Explained Variance Ratio: [9.98091230e-01 1.73591562e-03 9.49589576e-05 5.02173562e-05
 1.23636847e-05 8.46213034e-06 2.80681456e-06 1.52308053e-06
 1.12783044e-06 7.21415811e-07 3.78060267e-07 2.12013755e-07
 8.25392788e-08]


In [3]:
## Question 8: KNN on PCA-Transformed Data (2 Components)

pca = PCA(n_components=2)
X_pca = pca.fit_transform(X)

X_train, X_test, y_train, y_test = train_test_split(X_pca, y)
knn.fit(X_train, y_train)

print("Accuracy with PCA:", accuracy_score(y_test, knn.predict(X_test)))

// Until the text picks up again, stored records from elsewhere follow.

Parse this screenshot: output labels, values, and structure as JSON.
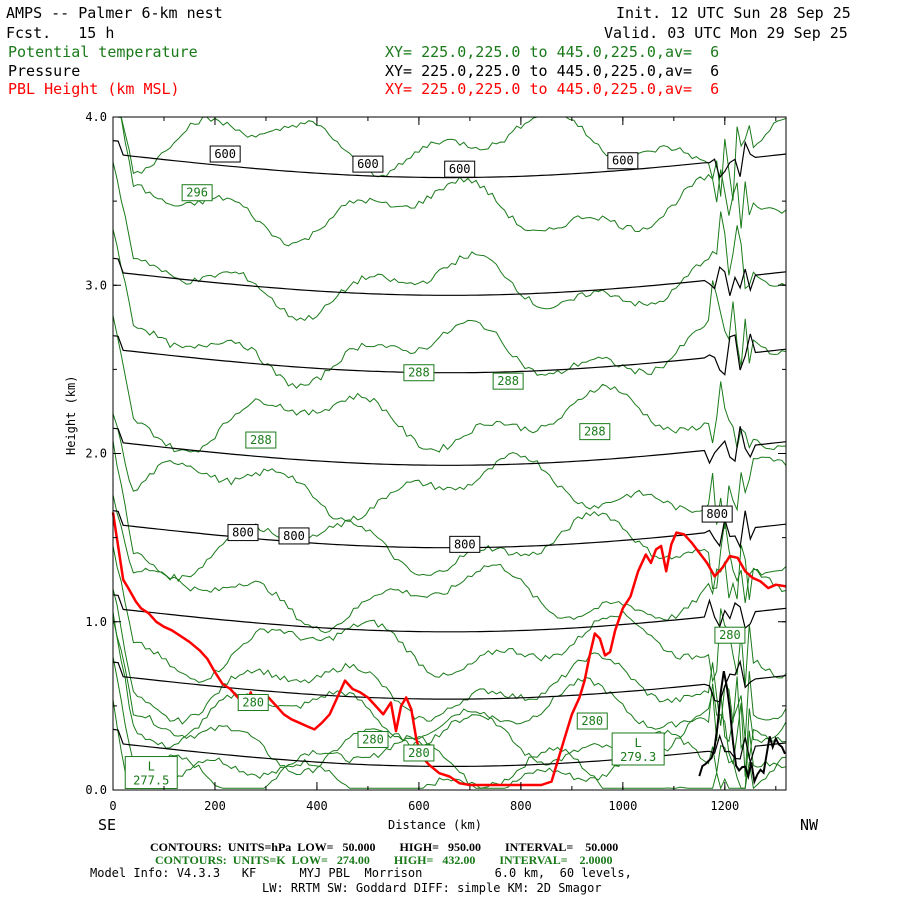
{
  "header": {
    "title": "AMPS -- Palmer 6-km nest",
    "init": "Init. 12 UTC Sun 28 Sep 25",
    "fcst": "Fcst.   15 h",
    "valid": "Valid. 03 UTC Mon 29 Sep 25",
    "fields": [
      {
        "name": "Potential temperature",
        "xy": "XY= 225.0,225.0 to 445.0,225.0,av=  6",
        "color": "#1a7a1a"
      },
      {
        "name": "Pressure",
        "xy": "XY= 225.0,225.0 to 445.0,225.0,av=  6",
        "color": "#000000"
      },
      {
        "name": "PBL Height (km MSL)",
        "xy": "XY= 225.0,225.0 to 445.0,225.0,av=  6",
        "color": "#ff0000"
      }
    ]
  },
  "footer": {
    "pressure_contours": "CONTOURS:  UNITS=hPa  LOW=   50.000        HIGH=   950.00        INTERVAL=    50.000",
    "theta_contours": "CONTOURS:  UNITS=K  LOW=   274.00        HIGH=   432.00        INTERVAL=    2.0000",
    "model_info": "Model Info: V4.3.3   KF      MYJ PBL  Morrison          6.0 km,  60 levels,",
    "model_info2": "LW: RRTM SW: Goddard DIFF: simple KM: 2D Smagor"
  },
  "chart_data": {
    "type": "line",
    "xlabel": "Distance (km)",
    "ylabel": "Height (km)",
    "xlim": [
      0,
      1320
    ],
    "ylim": [
      0,
      4
    ],
    "x_ticks": [
      "0",
      "200",
      "400",
      "600",
      "800",
      "1000",
      "1200"
    ],
    "y_ticks": [
      "0.0",
      "1.0",
      "2.0",
      "3.0",
      "4.0"
    ],
    "left_end": "SE",
    "right_end": "NW",
    "pressure_labels": [
      {
        "text": "600",
        "x": 220,
        "y": 3.78
      },
      {
        "text": "600",
        "x": 500,
        "y": 3.72
      },
      {
        "text": "600",
        "x": 680,
        "y": 3.69
      },
      {
        "text": "600",
        "x": 1000,
        "y": 3.74
      },
      {
        "text": "800",
        "x": 255,
        "y": 1.53
      },
      {
        "text": "800",
        "x": 355,
        "y": 1.51
      },
      {
        "text": "800",
        "x": 690,
        "y": 1.46
      },
      {
        "text": "800",
        "x": 1185,
        "y": 1.64
      }
    ],
    "theta_labels": [
      {
        "text": "296",
        "x": 165,
        "y": 3.55
      },
      {
        "text": "288",
        "x": 600,
        "y": 2.48
      },
      {
        "text": "288",
        "x": 775,
        "y": 2.43
      },
      {
        "text": "288",
        "x": 290,
        "y": 2.08
      },
      {
        "text": "288",
        "x": 945,
        "y": 2.13
      },
      {
        "text": "280",
        "x": 275,
        "y": 0.52
      },
      {
        "text": "280",
        "x": 510,
        "y": 0.3
      },
      {
        "text": "280",
        "x": 600,
        "y": 0.22
      },
      {
        "text": "280",
        "x": 940,
        "y": 0.41
      },
      {
        "text": "280",
        "x": 1210,
        "y": 0.92
      }
    ],
    "low_markers": [
      {
        "text": "L",
        "sub": "279.3",
        "x": 1030,
        "y": 0.22
      },
      {
        "text": "L",
        "sub": "277.5",
        "x": 75,
        "y": 0.08
      }
    ],
    "series": [
      {
        "name": "PBL Height (km MSL)",
        "color": "#ff0000",
        "x": [
          0,
          5,
          10,
          20,
          30,
          45,
          55,
          70,
          85,
          100,
          115,
          130,
          150,
          170,
          185,
          200,
          215,
          230,
          245,
          260,
          270,
          280,
          295,
          305,
          320,
          335,
          350,
          365,
          380,
          395,
          410,
          425,
          440,
          455,
          470,
          485,
          500,
          515,
          530,
          545,
          555,
          565,
          575,
          585,
          595,
          605,
          620,
          640,
          660,
          680,
          700,
          730,
          760,
          800,
          840,
          860,
          870,
          885,
          900,
          915,
          925,
          935,
          945,
          955,
          965,
          975,
          985,
          1000,
          1015,
          1030,
          1045,
          1055,
          1065,
          1075,
          1085,
          1095,
          1105,
          1120,
          1135,
          1150,
          1165,
          1180,
          1195,
          1210,
          1225,
          1240,
          1255,
          1270,
          1285,
          1300,
          1320
        ],
        "values": [
          1.65,
          1.55,
          1.45,
          1.25,
          1.2,
          1.12,
          1.08,
          1.05,
          1.0,
          0.97,
          0.95,
          0.92,
          0.88,
          0.83,
          0.78,
          0.7,
          0.63,
          0.6,
          0.55,
          0.5,
          0.58,
          0.48,
          0.55,
          0.55,
          0.5,
          0.45,
          0.42,
          0.4,
          0.38,
          0.36,
          0.4,
          0.45,
          0.55,
          0.65,
          0.6,
          0.58,
          0.55,
          0.5,
          0.45,
          0.52,
          0.35,
          0.5,
          0.55,
          0.48,
          0.3,
          0.2,
          0.15,
          0.1,
          0.08,
          0.04,
          0.03,
          0.03,
          0.03,
          0.03,
          0.03,
          0.05,
          0.15,
          0.3,
          0.45,
          0.55,
          0.65,
          0.8,
          0.93,
          0.9,
          0.8,
          0.82,
          0.95,
          1.08,
          1.15,
          1.3,
          1.4,
          1.35,
          1.43,
          1.45,
          1.3,
          1.46,
          1.53,
          1.52,
          1.47,
          1.41,
          1.35,
          1.27,
          1.32,
          1.39,
          1.38,
          1.3,
          1.26,
          1.24,
          1.2,
          1.22,
          1.21
        ]
      }
    ]
  }
}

Accuracy with PCA: 0.7555555555555555


In [5]:
## Question 9: KNN with Different Distance Metrics

knn = KNeighborsClassifier(metric='manhattan')
knn.fit(X_train, y_train)
print("Accuracy with Manhattan distance:", accuracy_score(y_test, knn.predict(X_test)))

Accuracy with Manhattan distance: 0.7777777777777778


Question 10: Cancer Classification – PCA + KNN Pipeline

•  PCA: Reduce thousands of gene features to fewer components.
•  Components Selection: Use explained variance (e.g., 95%).
•  KNN: Classify patients using reduced data.
•  Evaluation: Accuracy, F1-score, cross-validation.
•  Justification: Reduces overfitting, improves accuracy, and handles high-dimensional biomedical data efficiently.